How is memory allocated to my job?
When you submit a PBS job you let PBS know the maximum amount of memory your job will use across all nodes for the job. The total memory request for your job is divided by the number of nodes your job is requesting and allocated evenly to each node.
For example, if you request 128 CPUs in the normal queue, and 128GB of RAM, your job will be using 8 nodes (there are 16 CPU cores in each node in the normal queue on Raijin) and 16GB of RAM will be allocated on each of the 8 nodes.
How do I read the memory request exceeded message?
The first line of the message tells you which job exceeded the memory allocation, and what node the memory allocation was exceeded on. This may be helpful in determining which of the nodes in a multi-noded job is exceeding memory if there is a memory imbalance between nodes.
The subsequent lines indicate every process running as part of your job on that node: the process name and process ID are indicated and help identify which process in your job is using significant memory or is not balanced with other processes. The RSS value is the "resident set size" or actively used memory for that process in bytes. The vmem value is the virtual memory address space of the process; this may be significantly larger than your memory usage as virtual memory address space may be allocated by some processes but never actually used.
Why does the job summary at the end of my output not show the same usage as the exceeded message?

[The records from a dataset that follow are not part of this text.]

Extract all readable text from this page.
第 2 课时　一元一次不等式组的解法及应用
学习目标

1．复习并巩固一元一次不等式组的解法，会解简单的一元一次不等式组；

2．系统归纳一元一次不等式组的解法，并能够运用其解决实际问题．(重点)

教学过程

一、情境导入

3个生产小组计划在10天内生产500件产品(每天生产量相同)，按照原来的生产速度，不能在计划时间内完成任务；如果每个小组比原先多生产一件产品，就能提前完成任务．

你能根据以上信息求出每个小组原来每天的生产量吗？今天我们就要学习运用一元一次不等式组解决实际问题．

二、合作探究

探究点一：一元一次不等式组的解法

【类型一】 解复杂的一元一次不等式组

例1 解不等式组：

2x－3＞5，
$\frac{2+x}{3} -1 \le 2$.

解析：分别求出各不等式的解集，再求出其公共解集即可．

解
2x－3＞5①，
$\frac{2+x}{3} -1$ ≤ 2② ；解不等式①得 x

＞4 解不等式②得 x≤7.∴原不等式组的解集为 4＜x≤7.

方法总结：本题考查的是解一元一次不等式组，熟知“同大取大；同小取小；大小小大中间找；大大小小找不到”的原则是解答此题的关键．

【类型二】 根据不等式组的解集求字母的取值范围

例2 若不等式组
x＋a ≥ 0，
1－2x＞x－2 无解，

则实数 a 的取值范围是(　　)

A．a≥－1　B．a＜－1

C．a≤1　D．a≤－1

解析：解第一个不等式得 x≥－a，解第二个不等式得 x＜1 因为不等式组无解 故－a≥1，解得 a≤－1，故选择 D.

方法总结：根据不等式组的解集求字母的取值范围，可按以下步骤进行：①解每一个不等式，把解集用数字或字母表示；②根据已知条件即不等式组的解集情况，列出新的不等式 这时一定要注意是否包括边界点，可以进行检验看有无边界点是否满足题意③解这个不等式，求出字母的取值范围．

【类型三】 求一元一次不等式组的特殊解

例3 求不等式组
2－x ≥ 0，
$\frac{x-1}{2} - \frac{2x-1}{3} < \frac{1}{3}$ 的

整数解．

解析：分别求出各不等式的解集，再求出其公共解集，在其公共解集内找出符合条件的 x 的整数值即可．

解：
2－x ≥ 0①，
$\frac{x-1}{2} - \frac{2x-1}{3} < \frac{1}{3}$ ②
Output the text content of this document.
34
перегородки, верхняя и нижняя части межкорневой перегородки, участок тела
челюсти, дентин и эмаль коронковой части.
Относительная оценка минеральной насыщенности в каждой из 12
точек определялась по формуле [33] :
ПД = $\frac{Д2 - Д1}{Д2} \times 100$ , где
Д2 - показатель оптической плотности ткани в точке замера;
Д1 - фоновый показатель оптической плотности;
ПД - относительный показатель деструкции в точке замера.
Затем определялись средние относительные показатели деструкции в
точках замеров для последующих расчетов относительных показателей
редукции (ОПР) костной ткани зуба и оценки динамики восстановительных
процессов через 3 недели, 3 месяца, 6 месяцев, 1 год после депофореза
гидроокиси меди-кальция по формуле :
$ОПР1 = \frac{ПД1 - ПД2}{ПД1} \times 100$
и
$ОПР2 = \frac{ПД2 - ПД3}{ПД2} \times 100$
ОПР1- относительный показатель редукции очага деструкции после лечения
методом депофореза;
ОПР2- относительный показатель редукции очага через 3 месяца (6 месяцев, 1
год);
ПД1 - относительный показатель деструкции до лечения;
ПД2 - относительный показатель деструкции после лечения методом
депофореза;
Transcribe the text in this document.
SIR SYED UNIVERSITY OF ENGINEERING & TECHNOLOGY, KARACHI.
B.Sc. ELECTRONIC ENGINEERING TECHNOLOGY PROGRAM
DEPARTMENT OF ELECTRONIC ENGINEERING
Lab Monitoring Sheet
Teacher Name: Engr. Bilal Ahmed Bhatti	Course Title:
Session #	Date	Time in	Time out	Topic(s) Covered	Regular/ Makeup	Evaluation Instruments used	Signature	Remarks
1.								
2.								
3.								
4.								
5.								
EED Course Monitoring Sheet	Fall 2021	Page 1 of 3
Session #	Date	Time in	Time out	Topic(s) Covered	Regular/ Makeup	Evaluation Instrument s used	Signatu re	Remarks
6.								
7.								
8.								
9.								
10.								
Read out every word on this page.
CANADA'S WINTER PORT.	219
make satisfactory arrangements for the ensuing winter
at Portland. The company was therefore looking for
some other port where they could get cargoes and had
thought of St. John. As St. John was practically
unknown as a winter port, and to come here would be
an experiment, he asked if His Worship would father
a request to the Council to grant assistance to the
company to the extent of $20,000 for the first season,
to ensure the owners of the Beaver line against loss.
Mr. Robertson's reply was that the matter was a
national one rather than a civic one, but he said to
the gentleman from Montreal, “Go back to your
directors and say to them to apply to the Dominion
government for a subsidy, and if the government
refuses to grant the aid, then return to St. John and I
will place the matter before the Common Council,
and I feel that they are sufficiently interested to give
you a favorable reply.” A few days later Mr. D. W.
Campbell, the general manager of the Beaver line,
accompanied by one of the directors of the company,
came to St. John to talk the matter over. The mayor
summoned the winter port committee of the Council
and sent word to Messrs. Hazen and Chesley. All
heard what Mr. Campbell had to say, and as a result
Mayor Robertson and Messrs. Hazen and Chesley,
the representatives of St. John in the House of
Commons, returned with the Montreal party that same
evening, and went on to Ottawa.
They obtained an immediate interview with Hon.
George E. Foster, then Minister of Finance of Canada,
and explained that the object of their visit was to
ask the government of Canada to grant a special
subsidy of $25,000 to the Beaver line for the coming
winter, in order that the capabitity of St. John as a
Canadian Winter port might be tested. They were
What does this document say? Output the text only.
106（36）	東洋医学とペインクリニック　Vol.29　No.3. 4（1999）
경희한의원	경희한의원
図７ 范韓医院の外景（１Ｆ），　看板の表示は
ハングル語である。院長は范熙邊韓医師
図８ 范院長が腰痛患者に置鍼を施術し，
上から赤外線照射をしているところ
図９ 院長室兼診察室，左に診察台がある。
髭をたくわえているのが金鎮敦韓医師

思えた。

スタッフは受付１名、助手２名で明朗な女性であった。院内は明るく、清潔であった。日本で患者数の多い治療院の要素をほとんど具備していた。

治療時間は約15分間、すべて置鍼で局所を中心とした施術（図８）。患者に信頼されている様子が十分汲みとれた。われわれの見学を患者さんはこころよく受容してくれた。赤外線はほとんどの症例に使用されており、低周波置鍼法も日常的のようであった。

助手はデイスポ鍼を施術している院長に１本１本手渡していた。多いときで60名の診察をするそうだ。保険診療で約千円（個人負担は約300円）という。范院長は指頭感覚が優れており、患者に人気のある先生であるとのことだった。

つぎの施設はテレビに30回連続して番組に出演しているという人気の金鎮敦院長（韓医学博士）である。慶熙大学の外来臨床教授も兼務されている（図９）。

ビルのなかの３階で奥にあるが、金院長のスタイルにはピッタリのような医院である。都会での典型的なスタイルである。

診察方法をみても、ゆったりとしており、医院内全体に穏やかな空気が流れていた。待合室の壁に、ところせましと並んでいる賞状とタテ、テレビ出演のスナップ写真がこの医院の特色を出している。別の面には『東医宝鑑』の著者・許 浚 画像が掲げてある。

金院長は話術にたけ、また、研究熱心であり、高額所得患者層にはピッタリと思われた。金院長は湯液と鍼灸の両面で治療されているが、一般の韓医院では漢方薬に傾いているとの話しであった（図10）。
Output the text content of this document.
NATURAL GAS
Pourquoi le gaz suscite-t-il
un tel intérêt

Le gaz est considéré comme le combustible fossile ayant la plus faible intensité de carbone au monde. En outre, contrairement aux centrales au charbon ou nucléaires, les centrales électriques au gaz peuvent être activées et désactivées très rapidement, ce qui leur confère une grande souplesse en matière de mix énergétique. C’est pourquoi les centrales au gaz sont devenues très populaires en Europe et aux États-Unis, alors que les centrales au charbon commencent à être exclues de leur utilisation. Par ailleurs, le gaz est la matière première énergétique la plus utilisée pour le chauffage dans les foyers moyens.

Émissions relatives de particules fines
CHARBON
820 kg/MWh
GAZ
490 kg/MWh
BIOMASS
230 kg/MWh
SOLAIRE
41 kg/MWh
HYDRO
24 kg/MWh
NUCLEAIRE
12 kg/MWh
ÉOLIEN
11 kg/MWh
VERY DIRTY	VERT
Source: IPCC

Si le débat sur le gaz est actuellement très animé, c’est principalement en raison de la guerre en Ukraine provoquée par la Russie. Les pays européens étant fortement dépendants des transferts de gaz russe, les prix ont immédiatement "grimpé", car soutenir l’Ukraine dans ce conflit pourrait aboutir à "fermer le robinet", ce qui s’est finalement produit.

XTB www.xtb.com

The memory usage in the job summary at the end of your job output is generated by sampling the job's overall memory usage on a regular basis. If your memory usage has spiked up since the last sample, and then your job is killed by the kernel for exceeding your memory allocation, the memory usage shown in the job summary will be less than your final memory usage. The memory usage shown in the exceeded memory usage message is current for the node indicated at the point your job exceeded its memory allocation.
What should I do?
As a first step you can increase your memory request to accomodate your memory usage. Remember that if you ask for significantly more memory than required you may slow down your job starting as there must be more free memory to run your job than was necessary. This is especially important if you request more than 64GB/node in the normal queue on Raijin as there are only 72 nodes with more memory than this. If you do not need this much memory you will unnecessarily delay the start of your job, as well as those of other users who do need this much memory.
If your memory usage looks higher than expected for your jobs, you may wish to look into ways to reduce memory usage of the job either through configuration options or input file options, or changing the code if you are developing your own code. Note that for applications that allow you to tweak their memory usage through configuration or input file options, using more memory often does not actually result in improved performance. You can experiment with different values to determine the most efficient options for your jobs.